Siamo a ridosso di un nuovo Natale e di un altro anno che sta per andarsene per sempre. Come al solito le cose dell’economia vanno sempre peggio e, come al solito, a breve, si faranno discorsi ufficiali di fiducia e di speranza in un futuro che, evidentemente, non ha niente a che vedere con quello economico, in quanto quest’ultimo, purtroppo per noi, è già stato abbondantemente ipotecato. E’ ormai evidente come nell’ eurosistema, l’economia non è un affare che riguarda più la sovranità delle nazioni e pertanto i politici, “sgravati” da questa pesante incombenza, si potranno dedicare ad altri aspetti della vita dei loro concittadini che hanno, si fa per dire, valori “più alti”.
Peccato però che le cose non stiano proprio così. Ogni occupazione economica, per quanto possa sembrare di rango inferiore rispetto ai grandi valori della vita, rappresenta lo strumento principale mediante il quale ogni persona persegue i fini ultimi della sua esistenza. Ciò significa che il movente economico è sempre intermedio rispetto a ogni fine umano. Disporre di un reddito e quindi di denaro, significa in ultima analisi poter appagare il proprio personale spirito di libertà.
Purtroppo la tendenza storica ad avere stati sempre più pervasivi nelle questioni economiche ha creato i presupposti affinché tutte quelle categorie di lavoratori più o meno organizzate, si potessero ritagliare dei privilegi duraturi a scapito di tutti gli altri. In questa situazione perversa, quel che è peggio è che, così facendo, nel lungo periodo hanno minato anche le loro stesse posizioni. Infatti, quando si salvaguarda ogni sorta di interesse particolare, non si fa altro che limitare le opportunità e la libertà di tutti e di conseguenza, si pregiudica ogni ulteriore possibilità di sviluppo.
In altre parole, volendo tradurre il concetto in un esempio più concreto, si può dire che se si dispone di una torta e qualcuno al di sopra di tutti decide che della stessa, un pezzo considerevole debba andare sempre a dei soggetti ben individuati, non solo gli altri avranno meno risorse e quindi minore libertà di scelta, ma col tempo, la stessa torta rischia di diventare sempre più piccola fino a quando anche le fette “garantite” saranno a rischio.

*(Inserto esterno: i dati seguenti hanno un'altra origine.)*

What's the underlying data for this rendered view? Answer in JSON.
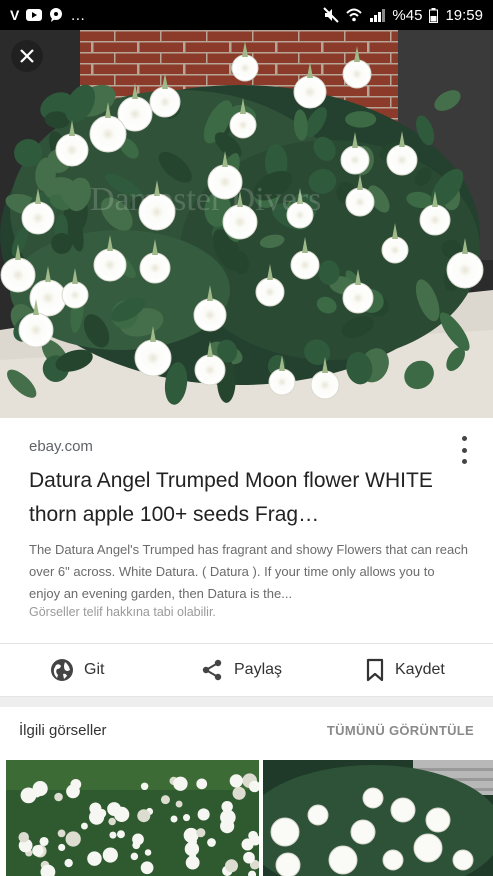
{
  "status_bar": {
    "left_text": "…",
    "battery_percent": "%45",
    "time": "19:59"
  },
  "result": {
    "source": "ebay.com",
    "title": "Datura Angel Trumped Moon flower WHITE thorn apple 100+ seeds Frag…",
    "description": "The Datura Angel's Trumped has fragrant and showy Flowers that can reach over 6\" across. White Datura. ( Datura ). If your time only allows you to enjoy an evening garden, then Datura is the...",
    "copyright": "Görseller telif hakkına tabi olabilir."
  },
  "actions": {
    "visit": "Git",
    "share": "Paylaş",
    "save": "Kaydet"
  },
  "related": {
    "title": "İlgili görseller",
    "view_all": "TÜMÜNÜ GÖRÜNTÜLE"
  },
  "colors": {
    "status_bar": "#000000",
    "text_primary": "#222222",
    "text_secondary": "#6b6b6b",
    "brick": "#8c3b2a",
    "foliage": "#2f4f3a",
    "flower": "#f4f4f0"
  },
  "icons": [
    "close-icon",
    "more-vert-icon",
    "globe-icon",
    "share-icon",
    "bookmark-icon",
    "wifi-icon",
    "signal-icon",
    "battery-icon",
    "mute-icon"
  ]
}
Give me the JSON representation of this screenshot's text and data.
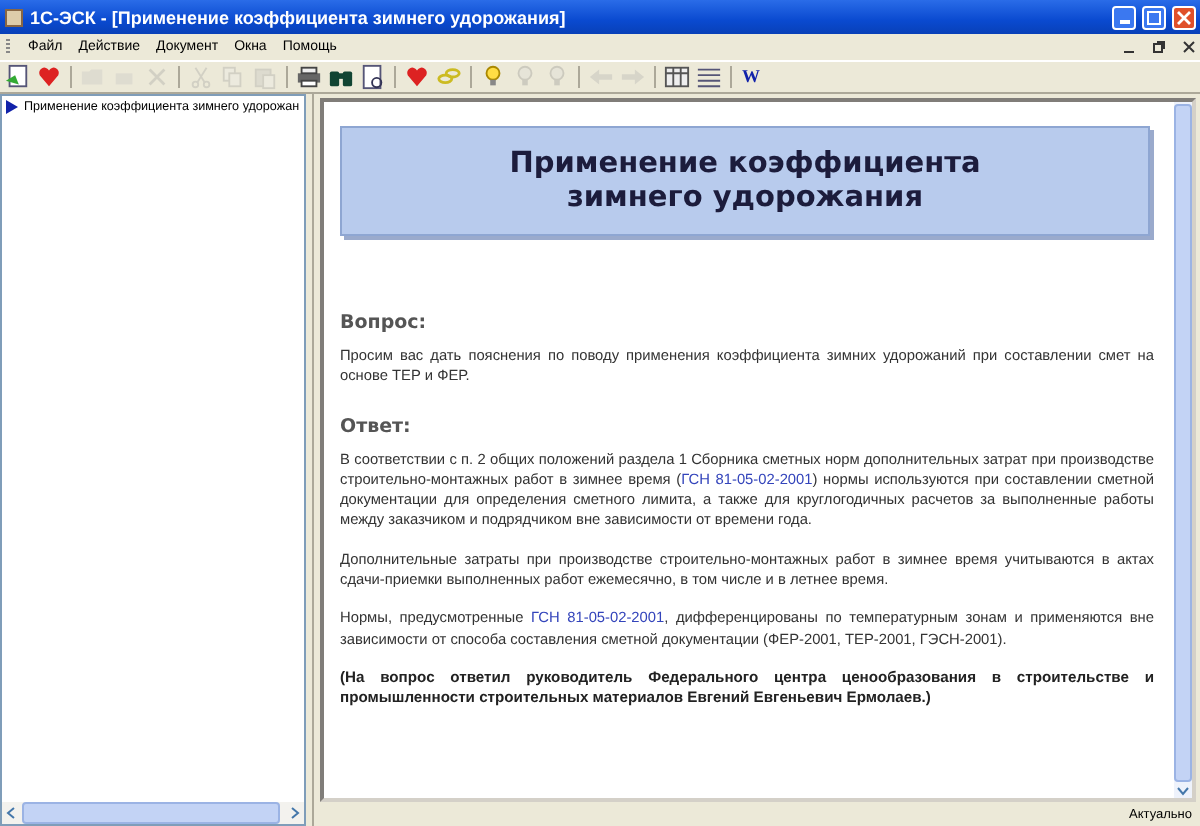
{
  "window": {
    "title": "1С-ЭСК - [Применение коэффициента зимнего удорожания]"
  },
  "menu": [
    "Файл",
    "Действие",
    "Документ",
    "Окна",
    "Помощь"
  ],
  "toolbar": [
    {
      "kind": "page",
      "disabled": false
    },
    {
      "kind": "heart",
      "disabled": false
    },
    {
      "kind": "separator"
    },
    {
      "kind": "folder",
      "disabled": true
    },
    {
      "kind": "box",
      "disabled": true
    },
    {
      "kind": "cross",
      "disabled": true
    },
    {
      "kind": "separator"
    },
    {
      "kind": "scissors",
      "disabled": true
    },
    {
      "kind": "copy",
      "disabled": true
    },
    {
      "kind": "paste",
      "disabled": true
    },
    {
      "kind": "separator"
    },
    {
      "kind": "printer",
      "disabled": false
    },
    {
      "kind": "binoculars",
      "disabled": false
    },
    {
      "kind": "preview",
      "disabled": false
    },
    {
      "kind": "separator"
    },
    {
      "kind": "heart",
      "disabled": false
    },
    {
      "kind": "link",
      "disabled": false
    },
    {
      "kind": "separator"
    },
    {
      "kind": "bulb",
      "disabled": false
    },
    {
      "kind": "bulb",
      "disabled": true
    },
    {
      "kind": "bulb",
      "disabled": true
    },
    {
      "kind": "separator"
    },
    {
      "kind": "back",
      "disabled": true
    },
    {
      "kind": "forward",
      "disabled": true
    },
    {
      "kind": "separator"
    },
    {
      "kind": "columns",
      "disabled": false
    },
    {
      "kind": "list",
      "disabled": false
    },
    {
      "kind": "separator"
    },
    {
      "kind": "word",
      "disabled": false,
      "label": "W"
    }
  ],
  "tree": {
    "items": [
      {
        "label": "Применение коэффициента зимнего удорожан"
      }
    ]
  },
  "document": {
    "title": "Применение коэффициента зимнего удорожания",
    "sections": [
      {
        "heading": "Вопрос:",
        "paragraphs": [
          {
            "bold": false,
            "parts": [
              {
                "kind": "text",
                "text": "Просим вас дать пояснения по поводу применения коэффициента зимних удорожаний при составлении смет на основе ТЕР и ФЕР."
              }
            ]
          }
        ]
      },
      {
        "heading": "Ответ:",
        "paragraphs": [
          {
            "bold": false,
            "parts": [
              {
                "kind": "text",
                "text": "В соответствии с п. 2 общих положений раздела 1 Сборника сметных норм дополнительных затрат при производстве строительно-монтажных работ в зимнее время ("
              },
              {
                "kind": "link",
                "text": "ГСН 81-05-02-2001"
              },
              {
                "kind": "text",
                "text": ") нормы используются при составлении сметной документации для определения сметного лимита, а также для круглогодичных расчетов за выполненные работы между заказчиком и подрядчиком вне зависимости от времени года."
              }
            ]
          },
          {
            "bold": false,
            "parts": [
              {
                "kind": "text",
                "text": "Дополнительные затраты при производстве строительно-монтажных работ в зимнее время учитываются в актах сдачи-приемки выполненных работ ежемесячно, в том числе и в летнее время."
              }
            ]
          },
          {
            "bold": false,
            "parts": [
              {
                "kind": "text",
                "text": "Нормы, предусмотренные "
              },
              {
                "kind": "link",
                "text": "ГСН 81-05-02-2001"
              },
              {
                "kind": "text",
                "text": ", дифференцированы по температурным зонам и применяются вне зависимости от способа составления сметной документации (ФЕР-2001, ТЕР-2001, ГЭСН-2001)."
              }
            ]
          },
          {
            "bold": true,
            "parts": [
              {
                "kind": "text",
                "text": "(На вопрос ответил руководитель Федерального центра ценообразования в строительстве и промышленности строительных материалов Евгений Евгеньевич Ермолаев.)"
              }
            ]
          }
        ]
      }
    ]
  },
  "status_bar": {
    "text": "Актуально"
  }
}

Se gli stati, abusando della loro sovranità economica, hanno fallito, non è certo delegando quest’ultima ad una autorità sovranazionale irresponsabile come l’UE che potranno pensare di risolvere i loro problemi. Quel che servirebbe a mio giudizio, è solo un potere politico sovranazionale che freni, al massimo, le esuberanze economiche dei vari paesi. In altre parole, l’UE non può avere il potere di dirigere i diversi popoli sulle cose da fare, ma può solo trattenerli dall’agire procurando danni agli altri.
Una Unione Europea fondata su basi federali o meglio ancora confederali sul modello svizzero, avrebbe in questo servito meglio i suoi popoli. Invece, si è scelta una via che inevitabilmente porta al conflitto di interessi. Come scrisse a suo tempo l’austriaco Friedrich von Hayek: ”[…].Comporta poca difficoltà pianificare la vita economica di una famiglia, e difficoltà relativamente lievi si trovano nelle piccole comunità. Ma, quando la scala aumenta, la misura dell’accordo sull’ordine dei fini diminuisce e cresce la necessità di contare sulla forza e sulla coercizione. In una piccola comunità esisteranno in capo a un gran numero di soggetti comuni opinioni sull’importanza relativa dei principali compiti, modelli consensuali di valori. Ma il loro numero diventerà sempre meno ampio via via che allarghiamo il contesto; e, quando viene meno la comunità di opinioni, cresce la necessità di affidarsi alla forza della coercizione.”(1)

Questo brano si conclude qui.